En vrac #10

Ou l’art délicat de refaire sa vie quelque part où l’on ne connaît rien ni personne – tant qu’à faire, j’aurais dû sauter le pas et tenter la Norvège… « Est-ce que j’ai fait une connerie? » Que je me dis. « Est-ce que j’ai bien fait de m’éloigner à ce point et venir m’enterrer ici? » « Loin de quoi, exactement? » répond l’autre, celle à 0% de bullshit. « Du drama? Des enflures? Du vide? T’as déjà une vie sociale mille fois plus riche qu’avant, ici. Pis tu connais déjà bien plus de monde que tu crois. T’es à ta place, ici, tu verras. » Well, off we go into the mountains.


La docteure, elle m’a fait une composition corporelle avec des décharges électriques et tout. Si tu sais pas où sont passés tes muscles, cherche pas, c’est moi qui possède Tous les Muscles.


J’ai commencé à lire « On vous vole votre attention » de Johann Hari. Je ne sais plus exactement comment ce livre a été porté à mon attention, mais c’est l’une de ces recommandations providentielles qui te donnent l’impression d’être constamment sur écoute, tant elle tombait à point nommé au milieu de ma démarche d’abandon de mon smartphone et de sobriété vis-à-vis des réseaux sociaux.

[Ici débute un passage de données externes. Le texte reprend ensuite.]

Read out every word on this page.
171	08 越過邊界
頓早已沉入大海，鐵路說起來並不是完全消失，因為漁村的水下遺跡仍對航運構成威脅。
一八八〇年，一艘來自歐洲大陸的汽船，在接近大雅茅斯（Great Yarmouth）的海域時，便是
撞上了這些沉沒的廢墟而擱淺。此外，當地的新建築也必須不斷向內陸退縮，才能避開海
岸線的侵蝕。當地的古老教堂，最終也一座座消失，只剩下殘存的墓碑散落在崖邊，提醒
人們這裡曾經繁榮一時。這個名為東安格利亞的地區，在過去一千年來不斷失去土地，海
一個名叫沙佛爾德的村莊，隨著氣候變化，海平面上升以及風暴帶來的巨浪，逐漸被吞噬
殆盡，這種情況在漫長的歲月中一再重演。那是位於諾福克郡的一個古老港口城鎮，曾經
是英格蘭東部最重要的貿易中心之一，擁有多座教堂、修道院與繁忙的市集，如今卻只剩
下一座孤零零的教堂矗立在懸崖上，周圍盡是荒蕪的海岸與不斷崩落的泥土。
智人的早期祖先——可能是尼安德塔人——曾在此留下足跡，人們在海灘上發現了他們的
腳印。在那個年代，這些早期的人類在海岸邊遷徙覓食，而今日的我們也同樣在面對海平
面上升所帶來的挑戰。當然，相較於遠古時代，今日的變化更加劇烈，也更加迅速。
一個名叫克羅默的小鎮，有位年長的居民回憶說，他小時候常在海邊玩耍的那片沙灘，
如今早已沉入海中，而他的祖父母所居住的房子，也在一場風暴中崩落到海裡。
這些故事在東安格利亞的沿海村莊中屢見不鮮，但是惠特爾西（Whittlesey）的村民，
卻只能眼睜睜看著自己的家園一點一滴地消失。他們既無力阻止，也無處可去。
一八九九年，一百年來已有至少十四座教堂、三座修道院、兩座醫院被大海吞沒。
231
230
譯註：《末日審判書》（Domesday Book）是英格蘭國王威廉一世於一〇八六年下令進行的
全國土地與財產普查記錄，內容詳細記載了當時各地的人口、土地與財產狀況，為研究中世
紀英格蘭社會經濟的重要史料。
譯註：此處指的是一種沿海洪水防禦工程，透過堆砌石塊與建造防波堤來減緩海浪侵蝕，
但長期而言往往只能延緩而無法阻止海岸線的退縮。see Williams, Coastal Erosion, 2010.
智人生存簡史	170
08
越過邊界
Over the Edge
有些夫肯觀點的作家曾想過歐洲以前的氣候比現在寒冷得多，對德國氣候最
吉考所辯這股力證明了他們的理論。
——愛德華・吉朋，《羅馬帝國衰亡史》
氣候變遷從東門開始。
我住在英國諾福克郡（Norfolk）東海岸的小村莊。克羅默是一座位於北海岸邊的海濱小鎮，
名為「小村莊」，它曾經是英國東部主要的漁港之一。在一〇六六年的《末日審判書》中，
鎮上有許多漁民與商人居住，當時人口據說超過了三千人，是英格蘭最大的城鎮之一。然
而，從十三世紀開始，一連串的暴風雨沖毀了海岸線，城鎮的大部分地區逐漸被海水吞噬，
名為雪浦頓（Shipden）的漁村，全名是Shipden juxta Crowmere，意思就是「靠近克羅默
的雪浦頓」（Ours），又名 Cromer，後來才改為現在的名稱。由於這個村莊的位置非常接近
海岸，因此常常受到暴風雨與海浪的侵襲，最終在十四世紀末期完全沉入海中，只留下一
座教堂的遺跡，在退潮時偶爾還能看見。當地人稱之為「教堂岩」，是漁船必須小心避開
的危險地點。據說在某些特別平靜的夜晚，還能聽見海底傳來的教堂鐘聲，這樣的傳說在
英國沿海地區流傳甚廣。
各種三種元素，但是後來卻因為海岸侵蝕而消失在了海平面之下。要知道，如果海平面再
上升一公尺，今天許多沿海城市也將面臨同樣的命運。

Le livre n’a rien de pompeux, se lit facilement. Son titre aux airs de self-help est assez trompeur, l’auteur est un journaliste avec une formation en sociologie, son propos s’appuie sur des échanges avec des sociologues, des psychiatres et des chercheurs en neuroscience, ainsi que l’épluchage minutieux d’une centaine d’études. De façon générale, j’ai assez confiance en les éditions Eyrolles – on dirait que je me suis donné pour mission de posséder tout leur catalogue à domicile – pour nous proposer un contenu sérieux et fiable.

Le bouquin aborde donc la question de ce que l’auteur présente comme une véritable « crise de l’attention », dont les interlocuteurs avec qui il échange situent le point de départ au début des années 80. Conscient de cette tendance toute humaine à prendre son cas pour une généralité, il a commencé par se demander si cette détérioration cognitive n’était pas due à son vieillissement (il a écrit ce livre au début de sa quarantaine…) avant que ses interlocuteurs, dont c’est le sujet de recherche, ne lui corroborent qu’ils sont passés par le même questionnement mais que non, en effet, ce n’est pas un cas typique de « c’était mieux avant », mais il y a bel et bien un phénomène observable, rapide et d’une envergure sans précédent.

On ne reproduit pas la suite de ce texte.